Toutefois, ce principe général n’est pas d’interprétation stricte, rigoriste et byzantine. Le respect de la parole donnée et l’exécution de bonne foi des engagements pris doivent l’emporter sur le formalisme. […]
[72] En 1997, dans l’affaire Houlachi c. Bray[3], la Cour s’appuyant sur l’arrêt Bettan confirmait la même hiérarchie des principes :
Essentially, the trial judge found that appellants had acted in bad faith throughout, disregarding their legal obligations and seeking to resiliate, without valid cause, their binding contract with respondents.
[…]
In Bettan, speaking for the Court, Baudouin J.A., citing Thouin, supra stated that in preserving the requirement of tender and deposit, “on ne doit pas tomber, pour autant, dans un formalisme désuet et injustifié”.

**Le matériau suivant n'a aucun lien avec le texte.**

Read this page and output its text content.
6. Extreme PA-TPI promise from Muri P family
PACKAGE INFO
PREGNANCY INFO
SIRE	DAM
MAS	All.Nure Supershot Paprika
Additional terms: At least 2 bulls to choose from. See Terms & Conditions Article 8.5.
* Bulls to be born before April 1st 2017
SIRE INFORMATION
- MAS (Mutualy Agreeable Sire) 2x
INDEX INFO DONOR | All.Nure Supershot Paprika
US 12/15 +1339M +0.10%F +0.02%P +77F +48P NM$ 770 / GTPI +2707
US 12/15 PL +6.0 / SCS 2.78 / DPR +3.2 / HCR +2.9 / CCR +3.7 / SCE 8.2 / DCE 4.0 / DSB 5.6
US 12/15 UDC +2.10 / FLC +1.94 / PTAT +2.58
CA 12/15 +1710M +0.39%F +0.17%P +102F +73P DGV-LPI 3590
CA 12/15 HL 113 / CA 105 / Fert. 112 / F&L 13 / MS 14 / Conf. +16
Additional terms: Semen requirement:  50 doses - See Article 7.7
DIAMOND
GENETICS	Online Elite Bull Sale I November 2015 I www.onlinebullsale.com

Earlier, in Provenzano, giving the reasons of the majority, Justice Baudouin reviewed the underlying principles in these terms:
Le demandeur, dans l'action en passation de titre, doit se soumettre à un certain nombre de conditions strictes. L'une d'elles est précisément d'offrir pour signature une proposition d'acte reflétant à la convention des parties. La raison en est que la vente est un contrat synallagmatique comportant des obligations réciproques à la charge de chacun des contractants. L'un d'eux ne peut donc forcer l'autre à exécuter les siennes sans offrir au moins de remplir celles qui lui incombent. C'est une explication particulière de l'exception d'inexécution (exceptio non adimpleti contractus). L'acheteur ne saurait donc exiger la signature du vendeur s'il n'offre pas une convention respectant l'entente des parties et s'il ne montre pas qu'il est prêt à exécuter sa part du marché en consignant le prix.
On retrouve en jurisprudence de nombreuses illustrations de ce principe. Ainsi, un acheteur ne peut être contraint de signer un acte de vente qui contient des conditions qui ne sont pas dans l'entente originale.
Par contre, notre droit des contrats est soumis à un autre grand principe qui est le respect de la parole donnée et l'exécution de bonne foi des engagements. Un contractant ne peut refuser de respecter ses obligations en invoquant un simple prétexte ou tenter de se soustraire aux conséquences d'un contrat valablement conclu par de simples arguties.
Une recherche dans notre jurisprudence sur la question m'a révélé que les tribunaux se sont montrés souples et ont toujours refusé de privilégier l'exigence de la stricte conformité de l'acte proposé aux dépens de l'équité et de la bonne foi.
[Soulignements du juge Fish]
[…]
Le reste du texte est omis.